Proibir o aborto em todo o território americano por meio de uma lei federal. Esta é a principal pauta do movimento contra a interrupção da gravidez nos Estados Unidos, que se reuniu em sua tradicional “Marcha pela Vida” em Washington nesta sexta-feira (19).
Garantir o direito ao aborto em todo o território americano por meio de uma lei federal. Esta é a promessa à qual a campanha de Joe Biden dá prioridade máxima.
Em cima do muro está Donald Trump: ao mesmo tempo em que ele reivindica para si a derrubada, pela Suprema Corte, da Roe vs.
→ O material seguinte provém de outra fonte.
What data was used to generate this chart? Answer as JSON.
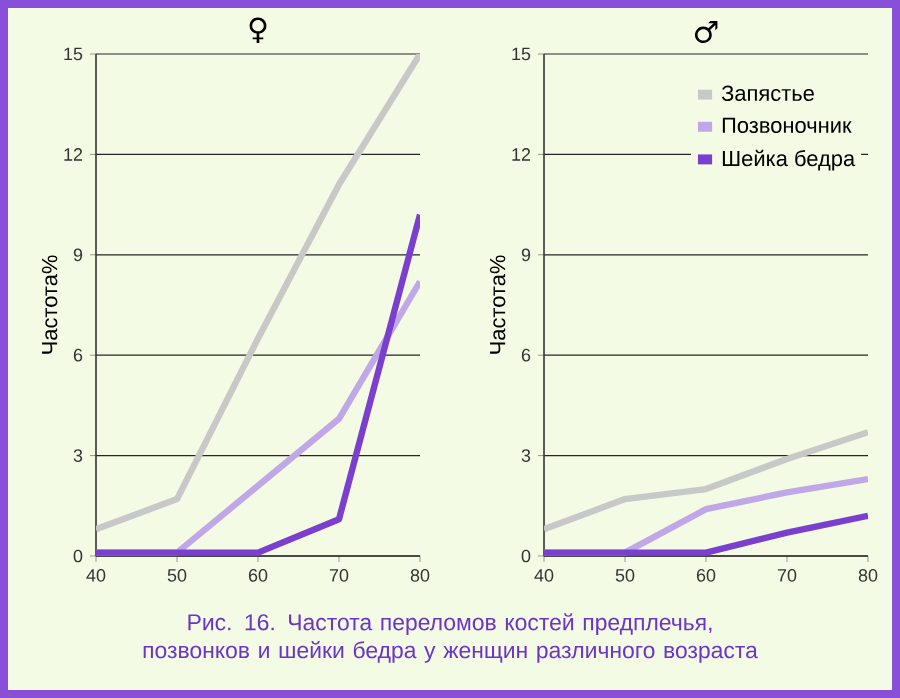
{
  "chart_data": [
    {
      "type": "line",
      "title": "♀",
      "ylabel": "Частота%",
      "x": [
        40,
        50,
        60,
        70,
        80
      ],
      "xlim": [
        40,
        80
      ],
      "xticks": [
        40,
        50,
        60,
        70,
        80
      ],
      "ylim": [
        0,
        15
      ],
      "yticks": [
        0,
        3,
        6,
        9,
        12,
        15
      ],
      "grid": "y",
      "legend": false,
      "series": [
        {
          "color": "#c8c8c8",
          "values": [
            0.8,
            1.7,
            6.5,
            11.1,
            15
          ]
        },
        {
          "color": "#c0a8e8",
          "values": [
            0.1,
            0.1,
            2.1,
            4.1,
            8.2
          ]
        },
        {
          "color": "#7b3fd0",
          "values": [
            0.1,
            0.1,
            0.1,
            1.1,
            10.2
          ]
        }
      ],
      "annotations": [
        "Рис. 16. Частота переломов костей предплечья, позвонков и шейки бедра у женщин различного возраста"
      ]
    },
    {
      "type": "line",
      "title": "♂",
      "ylabel": "Частота%",
      "x": [
        40,
        50,
        60,
        70,
        80
      ],
      "xlim": [
        40,
        80
      ],
      "xticks": [
        40,
        50,
        60,
        70,
        80
      ],
      "ylim": [
        0,
        15
      ],
      "yticks": [
        0,
        3,
        6,
        9,
        12,
        15
      ],
      "grid": "y",
      "legend": "top right",
      "series": [
        {
          "name": "Запястье",
          "color": "#c8c8c8",
          "values": [
            0.8,
            1.7,
            2.0,
            2.9,
            3.7
          ]
        },
        {
          "name": "Позвоночник",
          "color": "#c0a8e8",
          "values": [
            0.1,
            0.1,
            1.4,
            1.9,
            2.3
          ]
        },
        {
          "name": "Шейка бедра",
          "color": "#7b3fd0",
          "values": [
            0.1,
            0.1,
            0.1,
            0.7,
            1.2
          ]
        }
      ]
    }
  ]
}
Wade, decisão que amparava a legalidade do procedimento em todos os estados do país, o republicano se nega a responder claramente qual é sua posição sobre o assunto, temendo perder votos.
“Foi uma decisão terrível”, chegou a dizer sobre o empresário, sobre o banimento ao aborto após seis semanas de gestação implementado na Flórida por Ron DeSantis, que compete com Trump pela nomeação republicana na corrida pela Presidência.
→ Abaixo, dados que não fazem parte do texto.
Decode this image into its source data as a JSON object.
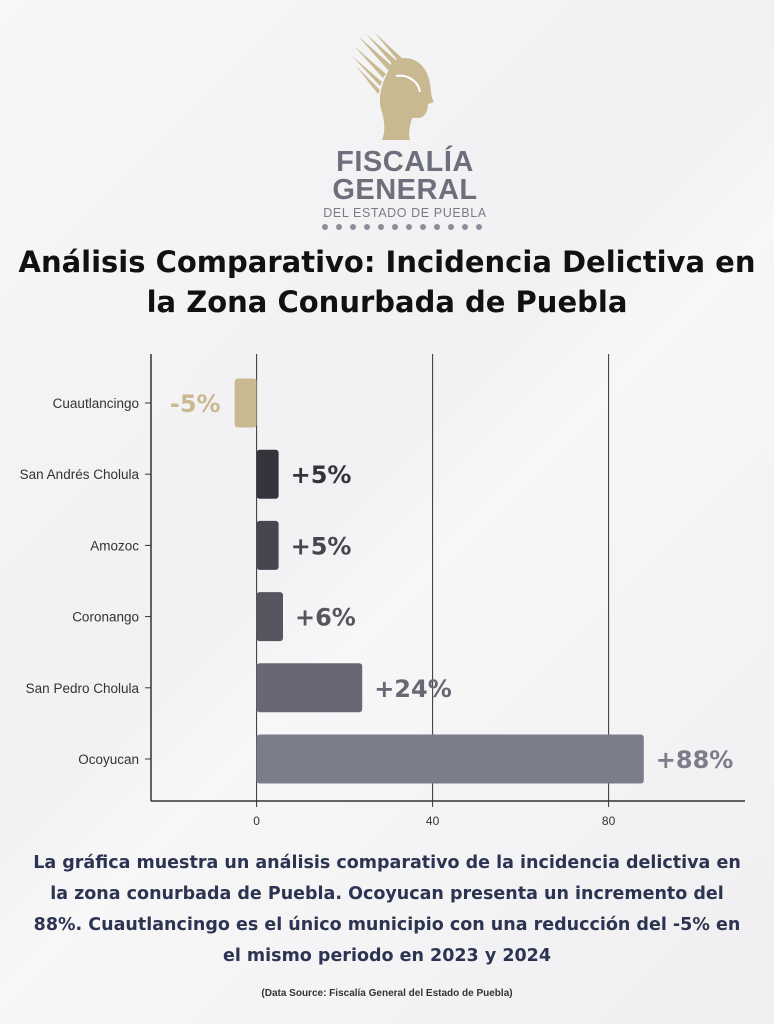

Segundo pesquisa recente da Gallup, cerca de 70% dos eleitores americanos apoiam o direito à interrupção da gravidez, e 60% avaliam que a revogação de Roe vs. Wade foi uma decisão ruim.
A revogação da antes longeva jurisprudência, ocorrida há dois anos, foi a última vitória do movimento contra o aborto. Hoje, 14 estados americanos proíbem o procedimento, segundo levantamento do Centro para Direitos Reprodutivos. Mas, em todos os sete estados em que o tema foi levado a plebiscito, posições a favor do direito da interrupção da gravidez venceram.
A capacidade de mobilização do apoio à causa é, inclusive, apontada como uma das razões para a vitória de democratas nas eleições de meio de mandato no final do ano passado. E é essa receita que Biden está tentando emplacar de novo neste ano.
Na segunda-feira (22), sua vice, Kamala Harris, fará um discurso em Wisconsin —um estado-pêndulo, em que os eleitores não têm predileção estabelecida por democratas ou republicanos e podem mudar de posição a cada pleito— para marcar o aniversário de 51 anos da sentença da Suprema Corte.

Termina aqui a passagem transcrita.